Before the start of the trial, everyone had measured a score of approximately 20. However, results differed following the 6-month period, and the differences were dictated by the intensity of the participants’ workouts.
While participants engaging in high-intensity exercise continued to score around 20 on the symptom severity scale, those who had engaged in moderate-intensity exercise exhibited worsened symptoms and scored 1.5 points higher.
Meanwhile, those who did not exercise at all scored three points higher, indicating an even more acute worsening of symptoms.

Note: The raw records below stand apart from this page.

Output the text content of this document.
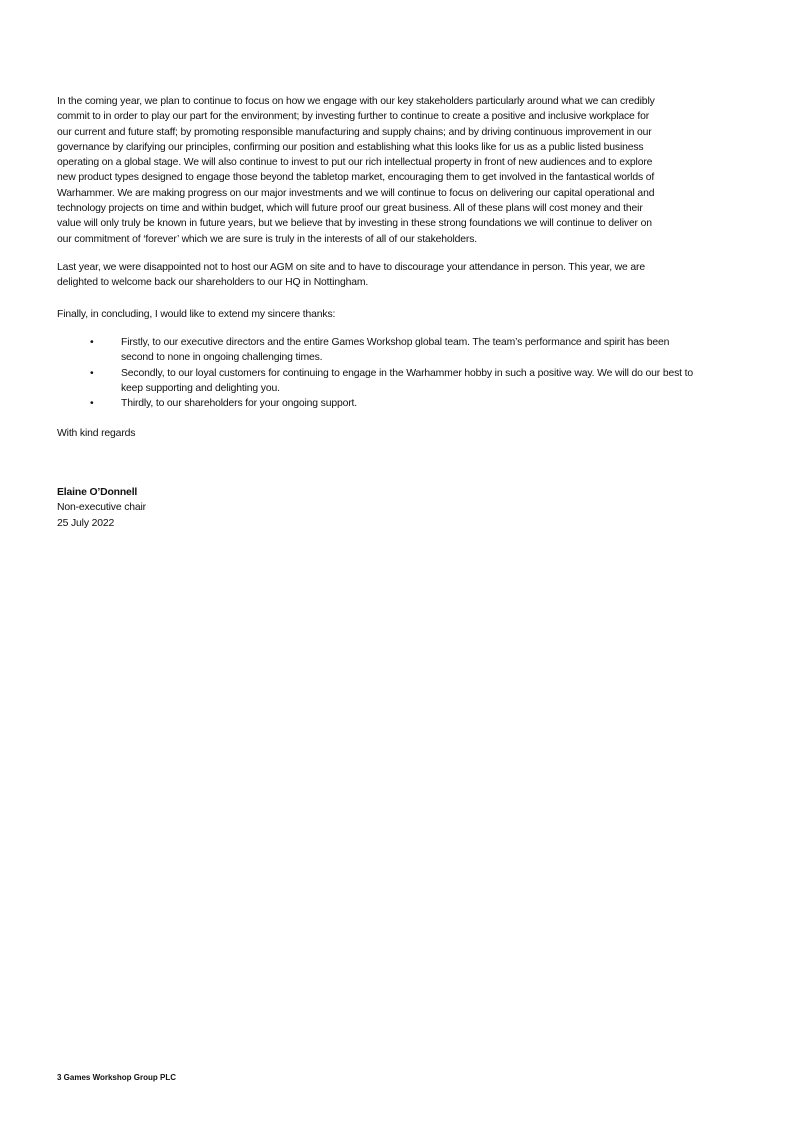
In the coming year, we plan to continue to focus on how we engage with our key stakeholders particularly around what we can credibly
commit to in order to play our part for the environment; by investing further to continue to create a positive and inclusive workplace for
our current and future staff; by promoting responsible manufacturing and supply chains; and by driving continuous improvement in our
governance by clarifying our principles, confirming our position and establishing what this looks like for us as a public listed business
operating on a global stage. We will also continue to invest to put our rich intellectual property in front of new audiences and to explore
new product types designed to engage those beyond the tabletop market, encouraging them to get involved in the fantastical worlds of
Warhammer. We are making progress on our major investments and we will continue to focus on delivering our capital operational and
technology projects on time and within budget, which will future proof our great business. All of these plans will cost money and their
value will only truly be known in future years, but we believe that by investing in these strong foundations we will continue to deliver on
our commitment of ‘forever’ which we are sure is truly in the interests of all of our stakeholders.
Last year, we were disappointed not to host our AGM on site and to have to discourage your attendance in person. This year, we are
delighted to welcome back our shareholders to our HQ in Nottingham.
Finally, in concluding, I would like to extend my sincere thanks:
•	Firstly, to our executive directors and the entire Games Workshop global team. The team’s performance and spirit has been
second to none in ongoing challenging times.
•	Secondly, to our loyal customers for continuing to engage in the Warhammer hobby in such a positive way. We will do our best to
keep supporting and delighting you.
•	Thirdly, to our shareholders for your ongoing support.
With kind regards
Elaine O’Donnell
Non-executive chair
25 July 2022
3 Games Workshop Group PLC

According to the researchers, the three-point difference suggests a significant disparity when it comes to quality of life. Since high-intensity exercise seemed to keep the development of motor symptoms in check, physical activity warrants further research as a potential treatment for Parkinson’s disease.
“We delayed worsening of symptoms for 6 months; whether we can prevent progression any longer than 6 months will require further study,” says Corcos.
The safety of high-intensity exercise was also confirmed through graded exercises supervised by cardiologists, monitoring how straining the regime would be for the participants’ hearts.
The researchers acknowledge that their study had some limitations — particularly the fact that the only type of exercise that was studied was treadmill training. This meant that the potential benefits of other types of exercise remain unknown.
However, they point out that the high number of participants as well as the long period of time over which they were observed strengthen the validity of the results. Corcos explains that most studies targeting Parkinson’s have fewer participants and do not exceed 12 weeks.
“We gave them [the participants] a proper workout. This is not mild stretching,” he says. “This is high intensity. It’s part of the idea that exercise is medicine.”
“Several lines of evidence point to a beneficial effect of exercise in Parkinson’s disease,” comments Dr. Codrin Lungu, program director at the National Institute of Neurological Disorders and Stroke.
“Nevertheless,” he continues, “it’s not clear which kind of exercise is most effective. The SPARX trial tries to rigorously address this issue. The results are interesting and warrant further exploration of the optimal exercise regimes for Parkinson’s.”